Migratable AI: Effect of identity and information migration on users perception of conversational AI agents
This addresses the problem of user acceptance and experience for conversational AI agents that move across devices, though it is incremental as it builds on existing migration concepts.
The study investigated how migrating a conversational AI agent's identity and information across different form factors affects user perceptions, finding that identity migration positively impacted trust, competence, and social presence, while information migration improved trust, competence, and likeability, with the highest ratings when both were migrated.

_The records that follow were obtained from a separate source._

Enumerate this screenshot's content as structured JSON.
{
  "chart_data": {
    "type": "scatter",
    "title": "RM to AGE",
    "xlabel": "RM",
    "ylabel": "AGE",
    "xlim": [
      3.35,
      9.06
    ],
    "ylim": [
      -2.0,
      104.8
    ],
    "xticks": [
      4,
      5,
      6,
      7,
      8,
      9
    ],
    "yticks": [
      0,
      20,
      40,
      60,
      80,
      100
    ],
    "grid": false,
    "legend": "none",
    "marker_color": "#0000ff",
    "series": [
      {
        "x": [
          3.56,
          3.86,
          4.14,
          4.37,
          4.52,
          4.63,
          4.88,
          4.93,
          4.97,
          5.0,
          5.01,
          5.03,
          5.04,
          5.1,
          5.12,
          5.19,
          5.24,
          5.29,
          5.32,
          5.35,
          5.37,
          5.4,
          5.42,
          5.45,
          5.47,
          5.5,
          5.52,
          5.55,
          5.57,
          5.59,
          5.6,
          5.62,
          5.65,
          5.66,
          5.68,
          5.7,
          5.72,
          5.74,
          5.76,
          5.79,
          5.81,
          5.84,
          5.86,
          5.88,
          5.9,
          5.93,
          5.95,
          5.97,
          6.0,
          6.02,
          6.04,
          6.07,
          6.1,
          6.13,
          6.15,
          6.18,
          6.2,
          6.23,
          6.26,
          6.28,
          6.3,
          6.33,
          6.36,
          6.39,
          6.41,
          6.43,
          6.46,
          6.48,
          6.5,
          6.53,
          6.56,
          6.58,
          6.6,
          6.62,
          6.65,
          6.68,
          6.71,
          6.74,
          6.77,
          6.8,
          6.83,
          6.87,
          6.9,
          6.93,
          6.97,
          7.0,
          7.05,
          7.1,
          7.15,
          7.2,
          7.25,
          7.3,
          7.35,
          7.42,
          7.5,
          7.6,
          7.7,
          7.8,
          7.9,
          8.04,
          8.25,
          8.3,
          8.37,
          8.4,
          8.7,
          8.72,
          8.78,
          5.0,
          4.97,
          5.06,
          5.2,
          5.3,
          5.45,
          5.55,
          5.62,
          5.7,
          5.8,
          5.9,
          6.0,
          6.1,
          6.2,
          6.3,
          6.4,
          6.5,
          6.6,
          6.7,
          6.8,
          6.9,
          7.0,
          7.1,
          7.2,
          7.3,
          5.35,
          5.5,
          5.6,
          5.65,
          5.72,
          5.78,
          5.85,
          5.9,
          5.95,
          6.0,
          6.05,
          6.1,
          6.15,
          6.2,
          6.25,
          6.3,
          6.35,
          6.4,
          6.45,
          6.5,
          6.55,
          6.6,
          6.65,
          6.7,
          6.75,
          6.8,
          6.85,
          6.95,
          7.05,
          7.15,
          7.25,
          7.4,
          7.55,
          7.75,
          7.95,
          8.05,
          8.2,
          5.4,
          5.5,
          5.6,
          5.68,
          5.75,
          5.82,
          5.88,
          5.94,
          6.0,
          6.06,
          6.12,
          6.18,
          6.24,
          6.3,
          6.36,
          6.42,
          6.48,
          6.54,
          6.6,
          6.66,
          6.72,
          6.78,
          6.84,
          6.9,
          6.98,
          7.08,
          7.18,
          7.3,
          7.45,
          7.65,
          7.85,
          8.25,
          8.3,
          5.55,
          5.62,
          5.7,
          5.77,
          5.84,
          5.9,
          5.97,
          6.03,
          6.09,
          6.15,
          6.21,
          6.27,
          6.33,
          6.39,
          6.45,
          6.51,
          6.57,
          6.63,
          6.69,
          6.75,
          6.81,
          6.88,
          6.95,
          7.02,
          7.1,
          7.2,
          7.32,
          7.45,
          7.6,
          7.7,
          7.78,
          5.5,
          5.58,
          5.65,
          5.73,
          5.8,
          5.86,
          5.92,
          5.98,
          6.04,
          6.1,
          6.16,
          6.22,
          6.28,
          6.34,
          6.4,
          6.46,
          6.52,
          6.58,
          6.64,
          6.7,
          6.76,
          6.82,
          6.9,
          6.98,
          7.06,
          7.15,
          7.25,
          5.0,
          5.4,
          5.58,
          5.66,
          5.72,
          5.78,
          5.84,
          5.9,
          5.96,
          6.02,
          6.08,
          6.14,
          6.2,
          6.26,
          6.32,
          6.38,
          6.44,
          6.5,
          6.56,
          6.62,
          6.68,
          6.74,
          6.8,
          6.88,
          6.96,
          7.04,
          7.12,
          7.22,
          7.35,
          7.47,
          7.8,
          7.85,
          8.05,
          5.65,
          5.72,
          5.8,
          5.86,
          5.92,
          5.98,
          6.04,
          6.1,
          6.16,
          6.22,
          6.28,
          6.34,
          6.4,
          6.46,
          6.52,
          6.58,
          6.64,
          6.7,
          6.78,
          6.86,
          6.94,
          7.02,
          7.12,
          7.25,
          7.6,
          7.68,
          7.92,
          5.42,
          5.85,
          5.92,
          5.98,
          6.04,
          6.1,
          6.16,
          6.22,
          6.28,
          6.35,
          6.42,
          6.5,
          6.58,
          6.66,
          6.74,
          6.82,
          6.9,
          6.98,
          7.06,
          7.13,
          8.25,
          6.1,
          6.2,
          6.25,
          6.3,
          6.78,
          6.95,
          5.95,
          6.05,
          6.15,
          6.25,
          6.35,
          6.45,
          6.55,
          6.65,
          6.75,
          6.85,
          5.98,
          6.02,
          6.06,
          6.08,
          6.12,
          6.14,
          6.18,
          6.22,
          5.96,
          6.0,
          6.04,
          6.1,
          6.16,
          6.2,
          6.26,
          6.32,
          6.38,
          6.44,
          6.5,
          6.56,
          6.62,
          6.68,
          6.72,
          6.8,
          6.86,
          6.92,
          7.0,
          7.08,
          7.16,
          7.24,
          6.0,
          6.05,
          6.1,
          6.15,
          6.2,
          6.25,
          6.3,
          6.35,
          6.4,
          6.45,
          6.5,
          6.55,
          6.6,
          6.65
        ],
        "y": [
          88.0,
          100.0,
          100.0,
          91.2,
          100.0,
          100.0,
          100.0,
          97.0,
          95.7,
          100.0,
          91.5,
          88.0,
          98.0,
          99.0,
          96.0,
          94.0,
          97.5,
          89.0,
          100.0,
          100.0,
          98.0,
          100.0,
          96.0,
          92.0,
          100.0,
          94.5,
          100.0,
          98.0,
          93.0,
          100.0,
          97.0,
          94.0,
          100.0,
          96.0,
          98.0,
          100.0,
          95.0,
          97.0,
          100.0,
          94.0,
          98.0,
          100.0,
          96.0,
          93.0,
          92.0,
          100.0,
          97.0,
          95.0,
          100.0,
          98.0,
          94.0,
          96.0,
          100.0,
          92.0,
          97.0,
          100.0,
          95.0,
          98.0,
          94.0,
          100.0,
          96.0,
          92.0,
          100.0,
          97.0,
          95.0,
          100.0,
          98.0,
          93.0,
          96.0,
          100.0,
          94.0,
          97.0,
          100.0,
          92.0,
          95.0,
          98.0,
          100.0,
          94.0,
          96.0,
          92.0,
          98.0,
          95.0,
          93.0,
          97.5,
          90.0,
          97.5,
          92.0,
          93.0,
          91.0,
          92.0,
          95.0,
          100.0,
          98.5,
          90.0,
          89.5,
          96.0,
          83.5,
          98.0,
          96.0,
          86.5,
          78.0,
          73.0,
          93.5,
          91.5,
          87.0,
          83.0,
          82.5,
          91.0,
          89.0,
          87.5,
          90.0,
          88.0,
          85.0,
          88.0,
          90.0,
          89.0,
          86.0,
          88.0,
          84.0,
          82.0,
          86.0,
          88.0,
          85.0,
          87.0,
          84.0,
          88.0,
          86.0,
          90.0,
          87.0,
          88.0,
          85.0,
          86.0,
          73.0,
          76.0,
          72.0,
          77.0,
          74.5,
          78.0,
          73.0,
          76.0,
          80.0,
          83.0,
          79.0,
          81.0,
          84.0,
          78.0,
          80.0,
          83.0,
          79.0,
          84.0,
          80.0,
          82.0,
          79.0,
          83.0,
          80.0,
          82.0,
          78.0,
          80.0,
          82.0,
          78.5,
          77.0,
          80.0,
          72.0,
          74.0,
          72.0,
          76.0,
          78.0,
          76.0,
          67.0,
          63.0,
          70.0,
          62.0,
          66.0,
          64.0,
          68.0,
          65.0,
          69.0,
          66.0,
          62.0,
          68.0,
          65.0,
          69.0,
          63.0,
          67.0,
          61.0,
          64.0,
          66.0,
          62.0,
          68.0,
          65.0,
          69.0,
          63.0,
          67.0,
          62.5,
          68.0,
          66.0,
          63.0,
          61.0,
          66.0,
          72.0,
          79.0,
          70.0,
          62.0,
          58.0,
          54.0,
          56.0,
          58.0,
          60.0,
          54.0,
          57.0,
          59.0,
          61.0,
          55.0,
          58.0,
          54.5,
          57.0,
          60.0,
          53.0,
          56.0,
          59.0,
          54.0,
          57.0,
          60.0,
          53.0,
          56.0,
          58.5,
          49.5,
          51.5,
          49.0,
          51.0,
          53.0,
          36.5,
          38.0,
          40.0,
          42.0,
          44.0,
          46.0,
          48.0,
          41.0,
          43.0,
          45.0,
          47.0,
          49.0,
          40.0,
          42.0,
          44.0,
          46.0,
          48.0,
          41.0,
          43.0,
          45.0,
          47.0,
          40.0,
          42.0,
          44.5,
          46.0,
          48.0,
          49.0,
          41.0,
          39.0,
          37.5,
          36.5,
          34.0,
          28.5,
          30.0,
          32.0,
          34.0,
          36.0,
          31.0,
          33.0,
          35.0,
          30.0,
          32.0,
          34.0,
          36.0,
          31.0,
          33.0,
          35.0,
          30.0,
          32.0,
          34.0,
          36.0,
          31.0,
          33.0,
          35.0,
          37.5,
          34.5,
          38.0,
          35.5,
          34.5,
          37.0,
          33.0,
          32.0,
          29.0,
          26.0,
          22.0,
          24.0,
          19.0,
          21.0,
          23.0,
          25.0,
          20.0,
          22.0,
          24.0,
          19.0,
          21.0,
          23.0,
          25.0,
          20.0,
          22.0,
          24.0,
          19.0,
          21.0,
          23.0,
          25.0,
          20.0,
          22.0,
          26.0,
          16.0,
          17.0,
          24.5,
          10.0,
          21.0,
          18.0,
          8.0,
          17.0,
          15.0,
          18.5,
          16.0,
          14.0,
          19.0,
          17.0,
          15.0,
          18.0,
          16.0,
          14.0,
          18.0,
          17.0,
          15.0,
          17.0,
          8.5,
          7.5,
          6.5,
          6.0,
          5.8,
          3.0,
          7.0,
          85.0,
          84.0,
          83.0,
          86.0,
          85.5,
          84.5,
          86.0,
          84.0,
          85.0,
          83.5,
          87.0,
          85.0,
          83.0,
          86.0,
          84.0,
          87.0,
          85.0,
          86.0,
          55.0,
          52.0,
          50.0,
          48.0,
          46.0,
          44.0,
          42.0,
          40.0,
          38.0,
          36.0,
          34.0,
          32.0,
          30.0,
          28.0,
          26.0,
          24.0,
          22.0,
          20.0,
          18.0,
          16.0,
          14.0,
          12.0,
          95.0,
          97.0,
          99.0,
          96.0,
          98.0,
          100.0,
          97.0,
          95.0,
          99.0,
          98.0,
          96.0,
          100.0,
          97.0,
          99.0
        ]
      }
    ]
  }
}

Conversational AI agents are proliferating, embodying a range of devices such as smart speakers, smart displays, robots, cars, and more. We can envision a future where a personal conversational agent could migrate across different form factors and environments to always accompany and assist its user to support a far more continuous, personalized, and collaborative experience. This opens the question of what properties of a conversational AI agent migrates across forms, and how it would impact user perception. To explore this, we developed a Migratable AI system where a user's information and/or the agent's identity can be preserved as it migrates across form factors to help its user with a task. We designed a 2x2 between-subjects study to explore the effects of information migration and identity migration on user perceptions of trust, competence, likeability, and social presence. Our results suggest that identity migration had a positive effect on trust, competence, and social presence, while information migration had a positive effect on trust, competence, and likeability. Overall, users report the highest trust, competence, likeability, and social presence towards the conversational agent when both identity and information were migrated across embodiments.